Wer die HIV-Medikamente mit ihren teils erheblichen Nebenwirkungen nicht nehmen möchte oder kann oder bei wem sie nicht mehr wirken, profitiert eindeutig weniger von deren potenziell lebensverlängernden Wirkungen. Das gilt auch für sogenannte Late Presenter – also die schätzungsweise 820 Personen (2012), die erst durch Gesundheitsprobleme von ihrer HIV-Infektion erfahren haben. Bei ihnen wirkt die HIV-Therapie nur noch entsprechend schlecht oder gar nicht mehr.
Von den 78.000 HIV-Infizierten, die Ende 2012 in Deutschland lebten, wissen geschätzte 14.000 nichts von ihrer Infektion. Das ist nicht nur für sie selbst im Hinblick auf vertane Therapiemöglichkeiten ein Problem. Diese Grauzone zeigt auch, dass es wenig Sinn macht, erst dann Safer Sex zu praktizieren, wenn eine Infektion bekannt ist.
Nach wie vor denken nämlich viele, ihr Gegenüber würde es ihnen schon erzählen oder gar ganz auf Sex verzichten, wenn er oder sie HIV-positiv wäre. Selbst wer nachfragt, sitzt häufig dem Irrglauben auf, der oder die andere könnte ein Übertragungsrisiko mit Sicherheit ausschließen. Wer sich beim anderen vergewissern möchte, blendet außerdem aus, dass er oder sie ohne Safer Sex genauso gut selbst ein Risiko darstellen könnte, nur eben ohne es zu wissen.
it takes two to tango
Wer durch einen positiven HIV-Antikörpertest (HIV-Test) von seiner Infektion weiß, handelt laut Statistik verantwortungsvoller. Gleichzeitig wird ihm oder ihr oft die volle Verantwortung für Safer Sex zugeschoben. Selbst Negative und Ungetestete, die sich schon viel mit dem Thema auseinandergesetzt haben, lassen sich auf diese Weise ihre eigene Verantwortung auch abnehmen, statt konsequent Safer Sex zu praktizieren oder die bekannten Risiken bewusst in Kauf zu nehmen.

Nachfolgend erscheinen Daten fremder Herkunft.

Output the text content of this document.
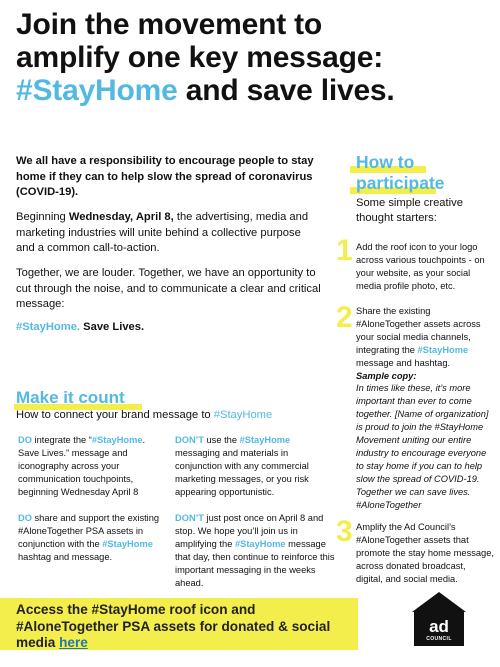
Join the movement to
amplify one key message:
#StayHome and save lives.
We all have a responsibility to encourage people to stay home if they can to help slow the spread of coronavirus (COVID-19).
Beginning Wednesday, April 8, the advertising, media and marketing industries will unite behind a collective purpose and a common call-to-action.
Together, we are louder. Together, we have an opportunity to cut through the noise, and to communicate a clear and critical message:
#StayHome. Save Lives.
Make it count
How to connect your brand message to #StayHome
DO integrate the “#StayHome. Save Lives.” message and iconography across your communication touchpoints, beginning Wednesday April 8
DON’T use the #StayHome messaging and materials in conjunction with any commercial marketing messages, or you risk appearing opportunistic.
DO share and support the existing #AloneTogether PSA assets in conjunction with the #StayHome hashtag and message.
DON’T just post once on April 8 and stop. We hope you’ll join us in amplifying the #StayHome message that day, then continue to reinforce this important messaging in the weeks ahead.
How to
participate
Some simple creative thought starters:
1 Add the roof icon to your logo across various touchpoints - on your website, as your social media profile photo, etc.
2 Share the existing #AloneTogether assets across your social media channels, integrating the #StayHome message and hashtag.
Sample copy:
In times like these, it’s more important than ever to come together. [Name of organization] is proud to join the #StayHome Movement uniting our entire industry to encourage everyone to stay home if you can to help slow the spread of COVID-19. Together we can save lives. #AloneTogether
3 Amplify the Ad Council’s #AloneTogether assets that promote the stay home message, across donated broadcast, digital, and social media.
Access the #StayHome roof icon and #AloneTogether PSA assets for donated & social media here
ad
COUNCIL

"Jeder trägt Verantwortung", "es gehören immer zwei dazu" oder "geteilte Verantwortung" werden allzu häufig leere Worthülsen, wenn es um den berühmten Fingerzeig auf den qua Bluttest "Schuldigen" geht. Auch wenn keine HIV-Übertragung stattgefunden hat, fallen immer wieder Sex- und Ex-Partner aus allen Wolken, wenn der HIV-Status des oder der anderen sich als positiv herausstellt.
Erstatten sie Anzeige, wird vor Gericht versucht zu klären, wer das Kondom hätte einbringen können bzw. müssen. Richter finden immer wieder Begründungen, Haftstrafen für Positive auszusprechen, egal ob eine Infizierung stattgefunden hat und auch wenn ganz und gar nicht aus Vorsatz gehandelt wurde. Diese Form der Kriminalisierung HIV-Positiver sieht zum Beispiel die Deutsche AIDS-Hilfe als ein Hindernis, sich testen zu lassen.